1) Create a clean profile
2) Install latest version of Ghostery, leaving all default settings (plus the Rank part that toggles the issue, apparently)
3) Install latest (stable or dev build) version of NoScript, leaving all the default settings.

Does the issue still persist? If not, another add-on may be jamming up the works between Gh and NS.

If it persists after this acid test, I'll escalate this to Giorgio.

Thank you and all of the Ghostery team and users for your patience.

[Giorgio Maone]

The image corrupt message doesn't seem to have anything to do with this, because it happens even with NS disabled.
I could reproduce on a clean profile with Gh & NS.
Investigating...

[Giorgio Maone]

NoScript per-se has nothing to do with this problem either.
It happens also with NoScript uninstalled and JavaScript disabled from Firefox's own content panel.
I'd call this either a Ghostery or a Firefox bug...

[Tom T.]

NoScript per-se has nothing to do with this problem either.
It happens also with NoScript uninstalled and JavaScript disabled from Firefox's own content panel.
I'd call this either a Ghostery or a Firefox bug...

Do you have any idea why OP reports that allowing script on the visited page -- ABP page, in their test case -- makes the issue disappear?
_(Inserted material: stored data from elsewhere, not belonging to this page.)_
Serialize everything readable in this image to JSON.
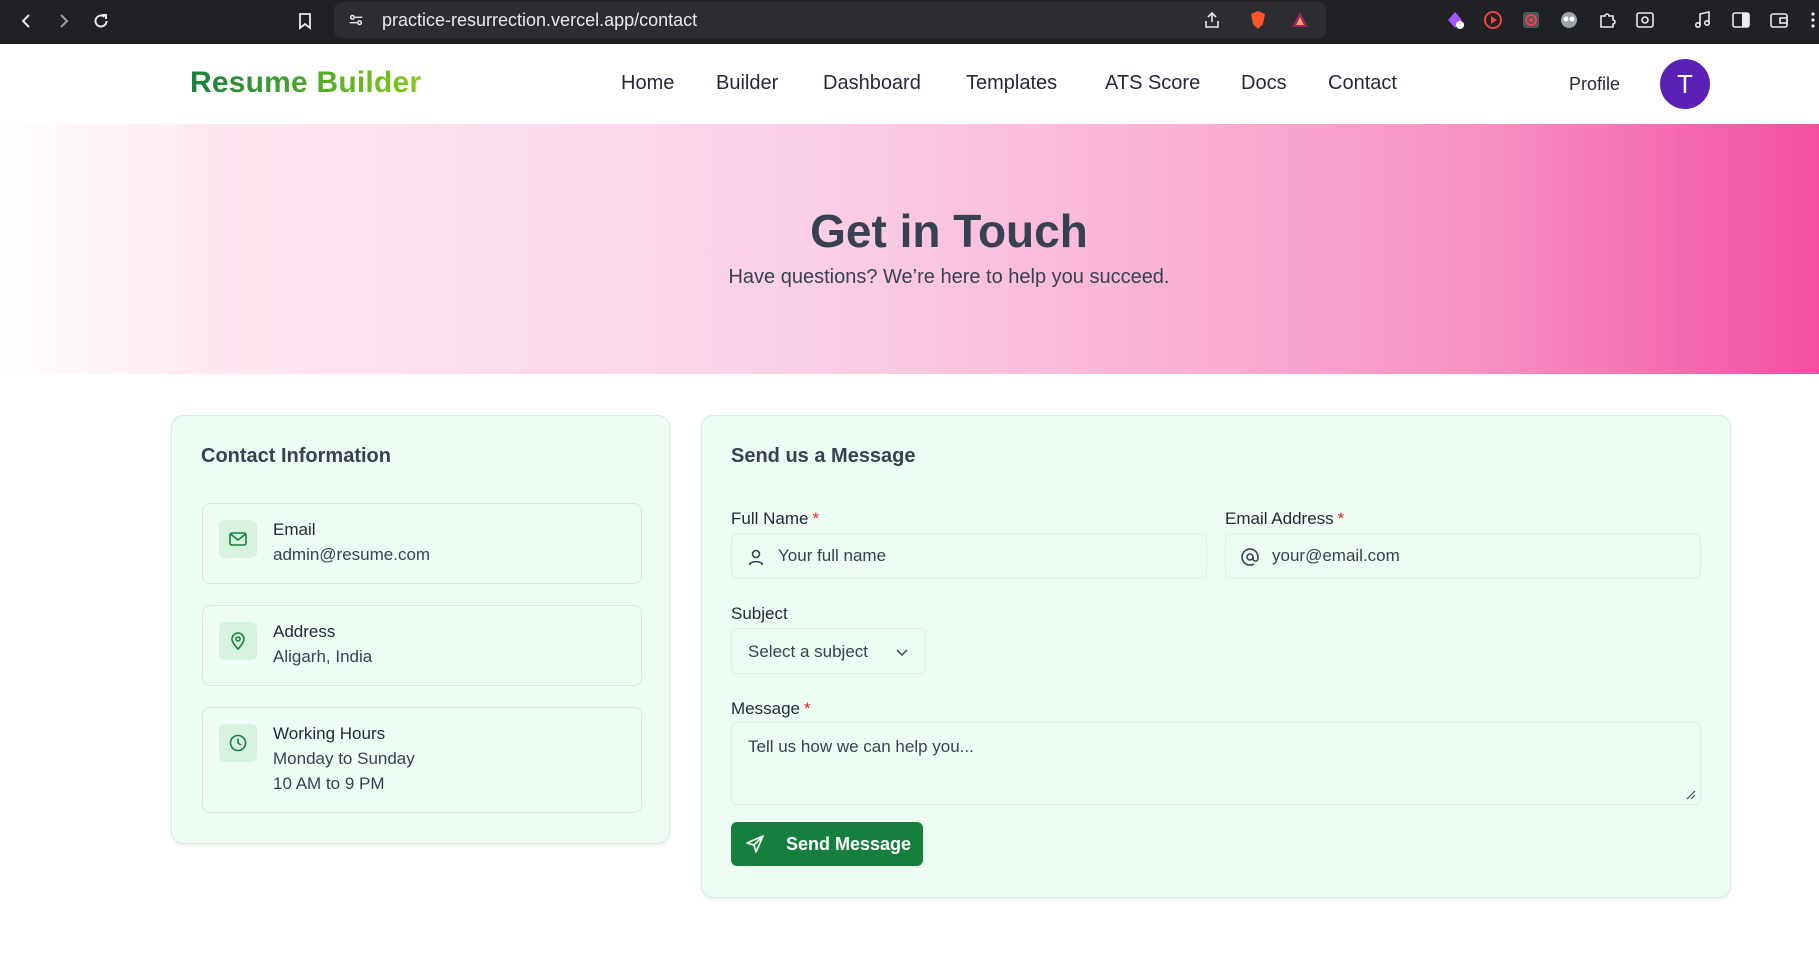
{
  "browser": {
    "url": "practice-resurrection.vercel.app/contact"
  },
  "header": {
    "logo": "Resume Builder",
    "nav": [
      "Home",
      "Builder",
      "Dashboard",
      "Templates",
      "ATS Score",
      "Docs",
      "Contact"
    ],
    "profile_label": "Profile",
    "avatar_initial": "T"
  },
  "hero": {
    "title": "Get in Touch",
    "subtitle": "Have questions? We’re here to help you succeed."
  },
  "contact_info": {
    "title": "Contact Information",
    "items": [
      {
        "label": "Email",
        "lines": [
          "admin@resume.com"
        ],
        "icon": "mail-icon"
      },
      {
        "label": "Address",
        "lines": [
          "Aligarh, India"
        ],
        "icon": "map-pin-icon"
      },
      {
        "label": "Working Hours",
        "lines": [
          "Monday to Sunday",
          "10 AM to 9 PM"
        ],
        "icon": "clock-icon"
      }
    ]
  },
  "form": {
    "title": "Send us a Message",
    "full_name": {
      "label": "Full Name",
      "required": "*",
      "placeholder": "Your full name"
    },
    "email": {
      "label": "Email Address",
      "required": "*",
      "placeholder": "your@email.com"
    },
    "subject": {
      "label": "Subject",
      "selected": "Select a subject"
    },
    "message": {
      "label": "Message",
      "required": "*",
      "placeholder": "Tell us how we can help you..."
    },
    "submit_label": "Send Message"
  },
  "colors": {
    "brand_green": "#15803d",
    "avatar_purple": "#5b21b6",
    "card_bg": "#effcf3",
    "required_red": "#dc2626"
  }
}
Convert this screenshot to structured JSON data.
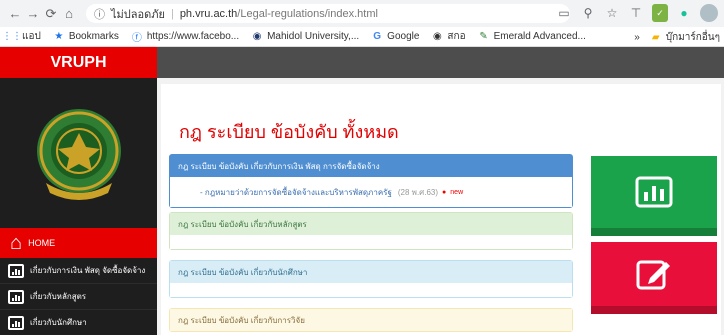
{
  "browser": {
    "security_label": "ไม่ปลอดภัย",
    "url_domain": "ph.vru.ac.th",
    "url_path": "/Legal-regulations/index.html"
  },
  "bookmarks": {
    "apps_label": "แอป",
    "items": [
      "Bookmarks",
      "https://www.facebo...",
      "Mahidol University,...",
      "Google",
      "สกอ",
      "Emerald Advanced..."
    ],
    "more_label": "»",
    "other_label": "บุ๊กมาร์กอื่นๆ"
  },
  "sidebar": {
    "brand": "VRUPH",
    "home_label": "HOME",
    "menu": [
      "เกี่ยวกับการเงิน พัสดุ จัดซื้อจัดจ้าง",
      "เกี่ยวกับหลักสูตร",
      "เกี่ยวกับนักศึกษา"
    ]
  },
  "main": {
    "title": "กฎ ระเบียบ ข้อบังคับ ทั้งหมด",
    "panels": [
      {
        "header": "กฎ ระเบียบ ข้อบังคับ เกี่ยวกับการเงิน พัสดุ การจัดซื้อจัดจ้าง",
        "item": "- กฎหมายว่าด้วยการจัดซื้อจัดจ้างและบริหารพัสดุภาครัฐ",
        "date": "(28 พ.ศ.63)",
        "badge": "new"
      },
      {
        "header": "กฎ ระเบียบ ข้อบังคับ เกี่ยวกับหลักสูตร"
      },
      {
        "header": "กฎ ระเบียบ ข้อบังคับ เกี่ยวกับนักศึกษา"
      },
      {
        "header": "กฎ ระเบียบ ข้อบังคับ เกี่ยวกับการวิจัย"
      }
    ]
  },
  "colors": {
    "brand_red": "#e60000",
    "tile_green": "#1aa34a",
    "tile_red": "#e8103a",
    "panel_blue": "#4e8ed1"
  }
}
2. If I allow the scripts in ABP ((The visited page - Tom T.)) from NoScript, the page works as expected. This issue only affects NoScript-blocked sites.

[Giorgio Maone]

NoScript per-se has nothing to do with this problem either.
It happens also with NoScript uninstalled and JavaScript disabled from Firefox's own content panel.
I'd call this either a Ghostery or a Firefox bug...

Do you have any idea why OP reports that allowing script on the visited page -- ABP page, in their test case -- makes the issue disappear?

2. If I allow the scripts in ABP ((The visited page - Tom T.)) from NoScript, the page works as expected. This issue only affects NoScript-blocked sites.

Well, it's quite simple: the above is incorrect, should be "This issue only affects JavaScript-disabled sites", no matter the means (NoScript, Firefox, CSP, iframe=sandbox or anything else). As such, it's not a NoScript bug at all.